Erinnerung an Opfer der Polizeigewalt
In Paris wurden im Februar 1962 beim »Massaker der Metro Charonne« Demonstranten für Frieden in Algerien getötet
Das von Emmanuel Macron unterzeichnete Kommuniqué aus dem Elysée war kurz, aber bemerkenswert. Der erste Satz erinnerte an das historische Ereignis: »Am 8. Februar 1962 wurde in Paris eine breit angelegte Demonstration für den Frieden und die Unabhängigkeit in Algerien und gegen die Attentate der OAS organisiert. Sie wurde durch die Polizei gewaltsam niedergeschlagen. Dabei verloren neun Menschen das Leben und mehrere Hundert wurden verletzt.«
Dann kam der Satz, den noch kein Präsident in der Geschichte Frankreichs formuliert hat: »60 Jahre nach dieser Tragödie verneige ich mit in ehrendem Gedenken vor den Opfern und ihren Familien.«
Dabei muß man wissen, daß zu der Demonstration seinerzeit die Französische Kommunistische Partei (PCF) und die Gewerkschaft CGT sowie weitere ihnen nahestehende Organisationen aufgerufen hatten, und daß acht der neun Todesopfer Kommunisten waren.

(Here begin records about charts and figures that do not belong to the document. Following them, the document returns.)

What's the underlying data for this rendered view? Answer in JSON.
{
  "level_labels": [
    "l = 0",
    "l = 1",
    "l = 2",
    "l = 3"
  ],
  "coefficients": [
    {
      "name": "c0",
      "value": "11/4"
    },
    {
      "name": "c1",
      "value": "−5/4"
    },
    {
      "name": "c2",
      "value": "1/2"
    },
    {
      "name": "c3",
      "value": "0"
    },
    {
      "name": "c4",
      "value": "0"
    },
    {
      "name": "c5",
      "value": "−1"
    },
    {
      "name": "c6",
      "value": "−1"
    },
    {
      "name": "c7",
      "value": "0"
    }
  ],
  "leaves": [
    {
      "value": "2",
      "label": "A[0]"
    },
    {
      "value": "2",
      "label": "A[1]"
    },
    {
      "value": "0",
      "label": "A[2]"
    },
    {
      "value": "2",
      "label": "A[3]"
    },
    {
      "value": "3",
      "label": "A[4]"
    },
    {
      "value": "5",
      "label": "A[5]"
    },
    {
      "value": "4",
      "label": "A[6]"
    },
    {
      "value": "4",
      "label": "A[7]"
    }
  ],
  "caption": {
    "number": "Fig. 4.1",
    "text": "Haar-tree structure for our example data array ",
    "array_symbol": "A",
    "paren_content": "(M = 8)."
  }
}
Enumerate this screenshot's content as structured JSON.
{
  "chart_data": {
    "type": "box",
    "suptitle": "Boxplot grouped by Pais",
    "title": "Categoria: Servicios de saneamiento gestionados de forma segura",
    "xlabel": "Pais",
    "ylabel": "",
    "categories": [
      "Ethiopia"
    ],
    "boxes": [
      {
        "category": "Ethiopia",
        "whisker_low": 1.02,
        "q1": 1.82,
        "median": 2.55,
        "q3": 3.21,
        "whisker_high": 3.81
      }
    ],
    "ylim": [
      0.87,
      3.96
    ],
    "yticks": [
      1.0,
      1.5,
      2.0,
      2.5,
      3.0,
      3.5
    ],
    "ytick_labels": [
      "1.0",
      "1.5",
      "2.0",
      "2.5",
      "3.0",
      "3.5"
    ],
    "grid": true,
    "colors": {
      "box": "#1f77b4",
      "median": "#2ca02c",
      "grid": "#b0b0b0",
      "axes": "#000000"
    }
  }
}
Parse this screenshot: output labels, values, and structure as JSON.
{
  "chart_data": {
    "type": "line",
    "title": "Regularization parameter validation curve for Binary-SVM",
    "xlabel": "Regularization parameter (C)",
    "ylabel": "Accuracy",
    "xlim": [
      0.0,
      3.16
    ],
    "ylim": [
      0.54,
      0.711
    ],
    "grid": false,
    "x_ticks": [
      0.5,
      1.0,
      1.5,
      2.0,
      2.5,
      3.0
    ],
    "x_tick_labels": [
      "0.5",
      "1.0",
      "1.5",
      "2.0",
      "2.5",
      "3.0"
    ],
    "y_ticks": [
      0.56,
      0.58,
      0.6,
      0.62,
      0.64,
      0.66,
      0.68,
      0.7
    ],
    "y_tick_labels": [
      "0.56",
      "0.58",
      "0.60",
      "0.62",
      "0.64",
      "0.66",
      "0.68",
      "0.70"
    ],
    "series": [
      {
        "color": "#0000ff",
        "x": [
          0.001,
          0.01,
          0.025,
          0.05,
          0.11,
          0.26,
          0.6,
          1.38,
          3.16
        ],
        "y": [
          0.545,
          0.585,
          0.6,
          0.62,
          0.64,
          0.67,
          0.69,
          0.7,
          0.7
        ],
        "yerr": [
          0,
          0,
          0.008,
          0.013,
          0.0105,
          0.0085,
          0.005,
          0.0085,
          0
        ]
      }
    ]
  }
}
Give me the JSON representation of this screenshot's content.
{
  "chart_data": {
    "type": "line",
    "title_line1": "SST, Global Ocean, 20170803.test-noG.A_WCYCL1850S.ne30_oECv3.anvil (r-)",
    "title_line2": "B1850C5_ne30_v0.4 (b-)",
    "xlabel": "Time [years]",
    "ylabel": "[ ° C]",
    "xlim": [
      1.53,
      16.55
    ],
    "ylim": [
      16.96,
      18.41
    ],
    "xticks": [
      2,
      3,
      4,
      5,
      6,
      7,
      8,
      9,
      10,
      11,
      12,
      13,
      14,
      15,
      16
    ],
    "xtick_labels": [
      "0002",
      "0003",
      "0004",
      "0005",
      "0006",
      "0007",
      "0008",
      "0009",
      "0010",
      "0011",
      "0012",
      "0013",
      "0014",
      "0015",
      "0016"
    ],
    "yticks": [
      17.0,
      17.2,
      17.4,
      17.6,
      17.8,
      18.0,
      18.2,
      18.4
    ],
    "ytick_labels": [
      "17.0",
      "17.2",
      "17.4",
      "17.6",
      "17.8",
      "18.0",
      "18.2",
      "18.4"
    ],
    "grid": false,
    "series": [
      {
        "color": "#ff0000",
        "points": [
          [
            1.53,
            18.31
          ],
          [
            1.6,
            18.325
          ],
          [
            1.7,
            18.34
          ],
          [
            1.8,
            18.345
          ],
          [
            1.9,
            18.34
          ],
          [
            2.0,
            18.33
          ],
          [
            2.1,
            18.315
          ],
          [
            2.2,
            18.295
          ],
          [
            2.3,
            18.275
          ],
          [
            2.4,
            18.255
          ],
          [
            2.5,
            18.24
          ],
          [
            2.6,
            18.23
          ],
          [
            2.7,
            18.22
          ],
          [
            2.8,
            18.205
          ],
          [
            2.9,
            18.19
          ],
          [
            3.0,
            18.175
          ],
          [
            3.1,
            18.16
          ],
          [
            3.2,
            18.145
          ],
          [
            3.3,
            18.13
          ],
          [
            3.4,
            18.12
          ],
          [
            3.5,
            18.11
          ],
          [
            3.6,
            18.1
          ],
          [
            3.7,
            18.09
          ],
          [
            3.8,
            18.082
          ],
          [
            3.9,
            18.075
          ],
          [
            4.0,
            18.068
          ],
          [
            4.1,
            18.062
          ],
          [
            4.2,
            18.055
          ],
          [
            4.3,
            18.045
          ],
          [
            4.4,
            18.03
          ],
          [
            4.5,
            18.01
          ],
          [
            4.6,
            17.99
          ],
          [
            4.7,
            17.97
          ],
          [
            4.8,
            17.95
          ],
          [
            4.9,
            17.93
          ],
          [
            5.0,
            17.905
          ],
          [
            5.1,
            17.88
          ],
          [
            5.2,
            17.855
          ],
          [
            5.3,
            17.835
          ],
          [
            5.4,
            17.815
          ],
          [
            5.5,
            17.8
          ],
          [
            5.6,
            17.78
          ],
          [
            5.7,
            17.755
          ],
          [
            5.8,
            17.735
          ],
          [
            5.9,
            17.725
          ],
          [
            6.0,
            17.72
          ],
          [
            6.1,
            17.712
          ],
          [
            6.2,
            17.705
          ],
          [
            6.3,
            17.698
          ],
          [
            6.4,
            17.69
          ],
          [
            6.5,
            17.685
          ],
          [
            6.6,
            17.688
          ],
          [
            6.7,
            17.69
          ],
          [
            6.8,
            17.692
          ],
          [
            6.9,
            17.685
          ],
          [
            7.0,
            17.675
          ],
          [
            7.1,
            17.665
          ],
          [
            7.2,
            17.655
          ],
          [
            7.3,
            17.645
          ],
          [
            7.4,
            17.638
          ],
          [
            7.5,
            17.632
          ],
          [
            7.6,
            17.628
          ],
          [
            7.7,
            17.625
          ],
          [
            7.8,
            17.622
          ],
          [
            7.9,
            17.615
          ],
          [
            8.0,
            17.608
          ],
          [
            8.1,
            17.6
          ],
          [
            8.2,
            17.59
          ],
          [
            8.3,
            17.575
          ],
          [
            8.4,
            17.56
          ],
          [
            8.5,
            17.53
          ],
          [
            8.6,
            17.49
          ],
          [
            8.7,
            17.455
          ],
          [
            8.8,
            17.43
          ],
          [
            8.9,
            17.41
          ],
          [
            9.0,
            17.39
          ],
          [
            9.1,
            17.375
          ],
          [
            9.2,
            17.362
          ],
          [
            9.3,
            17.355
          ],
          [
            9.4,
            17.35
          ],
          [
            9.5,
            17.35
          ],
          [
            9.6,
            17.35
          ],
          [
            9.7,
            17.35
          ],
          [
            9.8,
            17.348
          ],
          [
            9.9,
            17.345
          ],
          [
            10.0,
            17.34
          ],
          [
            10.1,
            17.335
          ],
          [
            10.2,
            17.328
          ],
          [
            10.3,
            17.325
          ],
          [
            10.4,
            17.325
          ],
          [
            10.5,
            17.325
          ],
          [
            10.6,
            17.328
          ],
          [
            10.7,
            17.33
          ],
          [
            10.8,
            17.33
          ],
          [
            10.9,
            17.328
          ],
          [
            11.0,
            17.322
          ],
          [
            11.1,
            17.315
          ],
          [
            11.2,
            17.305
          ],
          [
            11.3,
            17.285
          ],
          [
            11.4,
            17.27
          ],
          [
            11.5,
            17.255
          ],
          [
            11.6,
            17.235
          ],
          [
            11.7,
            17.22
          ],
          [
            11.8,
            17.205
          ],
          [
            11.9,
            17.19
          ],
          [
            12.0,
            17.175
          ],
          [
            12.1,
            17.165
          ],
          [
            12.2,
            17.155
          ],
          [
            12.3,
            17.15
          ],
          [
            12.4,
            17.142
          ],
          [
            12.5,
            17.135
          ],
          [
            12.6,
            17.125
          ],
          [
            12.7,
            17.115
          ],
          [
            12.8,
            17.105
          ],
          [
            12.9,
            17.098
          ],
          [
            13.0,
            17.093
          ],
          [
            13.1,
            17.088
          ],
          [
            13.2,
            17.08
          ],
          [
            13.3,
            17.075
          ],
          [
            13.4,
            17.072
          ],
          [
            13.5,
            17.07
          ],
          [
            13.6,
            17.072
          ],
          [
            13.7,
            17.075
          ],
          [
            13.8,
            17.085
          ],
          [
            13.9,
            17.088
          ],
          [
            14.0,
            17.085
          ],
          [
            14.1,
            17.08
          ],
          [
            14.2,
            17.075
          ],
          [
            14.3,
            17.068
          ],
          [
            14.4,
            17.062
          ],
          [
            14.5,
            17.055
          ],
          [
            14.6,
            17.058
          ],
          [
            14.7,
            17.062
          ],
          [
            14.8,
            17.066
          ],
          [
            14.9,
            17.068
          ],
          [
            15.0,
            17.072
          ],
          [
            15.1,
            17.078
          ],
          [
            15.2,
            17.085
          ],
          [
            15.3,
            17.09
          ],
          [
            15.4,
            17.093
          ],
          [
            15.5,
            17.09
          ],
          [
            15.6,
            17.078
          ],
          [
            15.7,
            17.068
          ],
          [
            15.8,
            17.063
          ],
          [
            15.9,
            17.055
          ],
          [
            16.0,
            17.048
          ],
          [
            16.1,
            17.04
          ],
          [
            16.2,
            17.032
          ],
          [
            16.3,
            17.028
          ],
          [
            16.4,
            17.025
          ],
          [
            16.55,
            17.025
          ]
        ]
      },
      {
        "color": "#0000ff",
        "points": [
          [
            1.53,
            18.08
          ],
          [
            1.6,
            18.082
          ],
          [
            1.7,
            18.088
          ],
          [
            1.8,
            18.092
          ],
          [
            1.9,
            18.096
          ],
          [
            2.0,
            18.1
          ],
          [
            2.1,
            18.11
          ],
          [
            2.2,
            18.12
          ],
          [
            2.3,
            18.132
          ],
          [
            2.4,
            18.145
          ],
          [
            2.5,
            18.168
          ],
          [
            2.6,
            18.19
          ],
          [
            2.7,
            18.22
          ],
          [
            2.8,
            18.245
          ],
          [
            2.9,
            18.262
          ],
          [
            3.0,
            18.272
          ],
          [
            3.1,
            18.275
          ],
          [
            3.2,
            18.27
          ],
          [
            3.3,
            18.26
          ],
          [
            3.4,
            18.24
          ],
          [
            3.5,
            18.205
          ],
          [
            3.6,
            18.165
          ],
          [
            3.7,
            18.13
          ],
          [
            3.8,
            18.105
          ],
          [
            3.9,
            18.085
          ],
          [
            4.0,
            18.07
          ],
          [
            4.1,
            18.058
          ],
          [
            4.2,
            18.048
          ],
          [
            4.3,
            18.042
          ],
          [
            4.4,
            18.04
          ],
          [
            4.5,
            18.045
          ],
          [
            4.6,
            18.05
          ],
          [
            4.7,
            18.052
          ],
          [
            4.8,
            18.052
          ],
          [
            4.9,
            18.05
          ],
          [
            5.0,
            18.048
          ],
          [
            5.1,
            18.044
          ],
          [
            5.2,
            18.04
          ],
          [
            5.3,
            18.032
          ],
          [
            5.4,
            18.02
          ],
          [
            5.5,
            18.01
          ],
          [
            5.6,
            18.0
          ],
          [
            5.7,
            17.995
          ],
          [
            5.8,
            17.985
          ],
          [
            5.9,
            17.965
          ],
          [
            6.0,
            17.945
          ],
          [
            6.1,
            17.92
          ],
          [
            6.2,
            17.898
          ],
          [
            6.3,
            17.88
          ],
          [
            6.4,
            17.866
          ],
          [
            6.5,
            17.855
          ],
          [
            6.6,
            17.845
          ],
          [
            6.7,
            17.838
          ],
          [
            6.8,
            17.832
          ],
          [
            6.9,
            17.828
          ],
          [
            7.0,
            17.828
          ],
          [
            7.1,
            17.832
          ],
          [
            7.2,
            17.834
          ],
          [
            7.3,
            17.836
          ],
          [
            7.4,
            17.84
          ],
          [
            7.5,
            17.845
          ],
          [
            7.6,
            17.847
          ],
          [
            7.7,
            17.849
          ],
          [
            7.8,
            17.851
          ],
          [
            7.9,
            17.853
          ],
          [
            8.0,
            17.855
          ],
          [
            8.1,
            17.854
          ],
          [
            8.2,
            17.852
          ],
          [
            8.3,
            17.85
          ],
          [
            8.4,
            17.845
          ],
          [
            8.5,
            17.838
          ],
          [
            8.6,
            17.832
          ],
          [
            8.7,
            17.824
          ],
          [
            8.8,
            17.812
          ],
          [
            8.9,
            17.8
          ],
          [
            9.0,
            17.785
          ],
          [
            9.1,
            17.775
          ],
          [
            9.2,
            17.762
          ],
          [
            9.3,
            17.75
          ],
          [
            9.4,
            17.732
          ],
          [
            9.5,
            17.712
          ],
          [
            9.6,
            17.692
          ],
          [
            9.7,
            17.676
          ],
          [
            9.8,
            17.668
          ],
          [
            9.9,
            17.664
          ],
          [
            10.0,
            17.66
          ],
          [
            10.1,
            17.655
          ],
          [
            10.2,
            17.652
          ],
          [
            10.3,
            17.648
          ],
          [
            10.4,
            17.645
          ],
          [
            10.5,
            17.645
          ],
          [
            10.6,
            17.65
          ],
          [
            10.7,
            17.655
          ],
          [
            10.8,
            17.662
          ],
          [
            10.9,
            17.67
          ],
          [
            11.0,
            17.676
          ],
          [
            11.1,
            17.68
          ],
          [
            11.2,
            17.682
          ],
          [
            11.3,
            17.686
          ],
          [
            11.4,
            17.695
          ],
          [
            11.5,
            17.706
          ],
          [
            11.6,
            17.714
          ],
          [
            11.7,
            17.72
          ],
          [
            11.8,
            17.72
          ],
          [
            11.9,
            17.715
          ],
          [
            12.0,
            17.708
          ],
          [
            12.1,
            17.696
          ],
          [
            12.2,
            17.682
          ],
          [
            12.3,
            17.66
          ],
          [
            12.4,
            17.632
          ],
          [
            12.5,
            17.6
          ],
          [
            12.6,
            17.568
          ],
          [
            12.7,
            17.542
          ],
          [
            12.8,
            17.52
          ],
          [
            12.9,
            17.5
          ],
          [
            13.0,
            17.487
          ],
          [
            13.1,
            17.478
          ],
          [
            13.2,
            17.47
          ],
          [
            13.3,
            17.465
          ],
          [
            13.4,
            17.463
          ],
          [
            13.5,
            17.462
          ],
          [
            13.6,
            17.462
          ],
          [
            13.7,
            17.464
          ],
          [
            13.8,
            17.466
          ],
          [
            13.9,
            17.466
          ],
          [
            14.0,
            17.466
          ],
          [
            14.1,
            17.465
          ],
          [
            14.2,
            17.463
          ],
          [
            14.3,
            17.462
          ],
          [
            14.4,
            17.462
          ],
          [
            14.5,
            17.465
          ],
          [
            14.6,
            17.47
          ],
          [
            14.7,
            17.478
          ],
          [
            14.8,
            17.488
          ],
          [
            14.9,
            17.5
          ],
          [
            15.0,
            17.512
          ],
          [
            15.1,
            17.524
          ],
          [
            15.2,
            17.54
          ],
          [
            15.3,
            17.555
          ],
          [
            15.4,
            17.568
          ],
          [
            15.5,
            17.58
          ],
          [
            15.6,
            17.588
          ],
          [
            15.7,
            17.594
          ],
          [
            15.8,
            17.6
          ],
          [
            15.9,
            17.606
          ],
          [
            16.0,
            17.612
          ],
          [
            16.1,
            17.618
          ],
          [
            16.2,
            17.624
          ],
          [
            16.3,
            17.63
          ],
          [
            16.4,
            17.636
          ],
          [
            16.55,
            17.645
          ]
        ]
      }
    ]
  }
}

Für die Polizei-Aktion verantwortlich war der seinerzeitige Polizeipräfekt Maurice Papon, der dann 1998 als ehemaliger hoher Beamter des Vichy-Regimes wegen seiner Mitverantwortung für die Deportation von Juden vor Gericht stand und zu einer zehnjährigen Gefängnisstrafe verurteilt wurde.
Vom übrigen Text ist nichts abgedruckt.